I'm looking to collaborate with people for specific needs instead of hiring employees. What are your thoughts on scaling up for sole proprietors? Well, Alicia, I have a book recommendation. I think you are at a perfect point to read Paul Jarvis's book, Company of One. And he interrogates in this book, this question of scaling up your small business and what he interrogates it to make sure that that's actually what you want to do.
He says this is always the pressure. Companies need to grow, get more people get more employees or contractors increase the deal flow, increase the revenue, increase the products that you're offering. But he argues that that does not necessarily put you in the better position. Yes, that is the necessary steps if you one day want to have a company worth millions, but most people aren't going to get there anyways.
And what you get along the way is all the stress that comes from the growing, all the stress from managing all the different contractors or employees, all the stress that comes from having the additional products, the additional clients.

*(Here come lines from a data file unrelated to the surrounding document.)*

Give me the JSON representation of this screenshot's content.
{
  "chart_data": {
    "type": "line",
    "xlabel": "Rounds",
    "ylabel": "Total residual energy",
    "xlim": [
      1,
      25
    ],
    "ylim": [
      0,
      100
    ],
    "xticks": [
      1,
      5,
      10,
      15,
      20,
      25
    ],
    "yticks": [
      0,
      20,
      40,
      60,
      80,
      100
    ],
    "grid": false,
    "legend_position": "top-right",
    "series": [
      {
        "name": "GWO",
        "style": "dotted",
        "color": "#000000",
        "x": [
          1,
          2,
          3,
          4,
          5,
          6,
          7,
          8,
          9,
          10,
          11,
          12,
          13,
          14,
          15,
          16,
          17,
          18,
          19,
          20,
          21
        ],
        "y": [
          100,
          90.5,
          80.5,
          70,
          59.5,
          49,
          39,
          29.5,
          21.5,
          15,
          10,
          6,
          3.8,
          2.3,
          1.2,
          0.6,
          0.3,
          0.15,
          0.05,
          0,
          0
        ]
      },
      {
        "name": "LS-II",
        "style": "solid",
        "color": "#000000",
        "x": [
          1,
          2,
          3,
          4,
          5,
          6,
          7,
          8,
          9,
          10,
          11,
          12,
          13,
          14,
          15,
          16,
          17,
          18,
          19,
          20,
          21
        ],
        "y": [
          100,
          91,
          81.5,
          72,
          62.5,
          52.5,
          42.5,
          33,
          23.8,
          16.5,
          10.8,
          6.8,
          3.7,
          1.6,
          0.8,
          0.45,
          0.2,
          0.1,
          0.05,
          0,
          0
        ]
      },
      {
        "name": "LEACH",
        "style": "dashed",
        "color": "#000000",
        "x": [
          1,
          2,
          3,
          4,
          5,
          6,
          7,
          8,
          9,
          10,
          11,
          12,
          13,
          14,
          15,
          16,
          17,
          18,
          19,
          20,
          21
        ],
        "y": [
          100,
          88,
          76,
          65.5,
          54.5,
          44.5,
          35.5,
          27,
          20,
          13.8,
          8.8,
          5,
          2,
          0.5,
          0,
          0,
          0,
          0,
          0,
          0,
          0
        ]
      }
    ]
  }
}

His alternative is to instead focus on getting better and better at what you do.
Instead of leveraging that to get more clients, you leverage that to get paid more per hour for the clients that you currently work on. Your revenue grows, your time expenditure doesn't. And you try to find some sort of sweet spot where you have a lot of autonomy, your time demands are reasonable, but you're making good money.
That's not what everyone wants to do. I think some people say the sole proprietorship is step one towards an empire. And I think that's absolutely fine. You know what you feel, I just want to make sure that you're not falling into a scaling mode because you don't know what else you're supposed to do.
Because you think if I have opportunities, of course I have to go after them. If there's more work I could take on, why would I turn that down? And I think Paul does a great job in that book of saying, make sure before you do that, that that's what you really want to do.
It reminds me about this quote that I bring up often on this show that I believe I heard Joe Rogan say once, where someone was talking to him about assistance. Everyone in Hollywood has assistance. I've been around Hollywood people who have assistance. He doesn't. And his argument was, if I get to the point where I feel that I need an assistant just to keep track of everything that's going on, that's my cue to do less.
That's the Paul Jarvis mindset stated pithily. So Alicia, you're at a great decision point. You're at an exciting decision point. Read Company of One. I blurbed it so you know it's good. Read that book, do some reflection and figure out, do I want to scale and only then you can figure out the mechanics of how to find people how to hire people.
A lot of people have written about that. A lot of people have good advice to offer on that. You probably don't want my advice on that. But ask that big question first.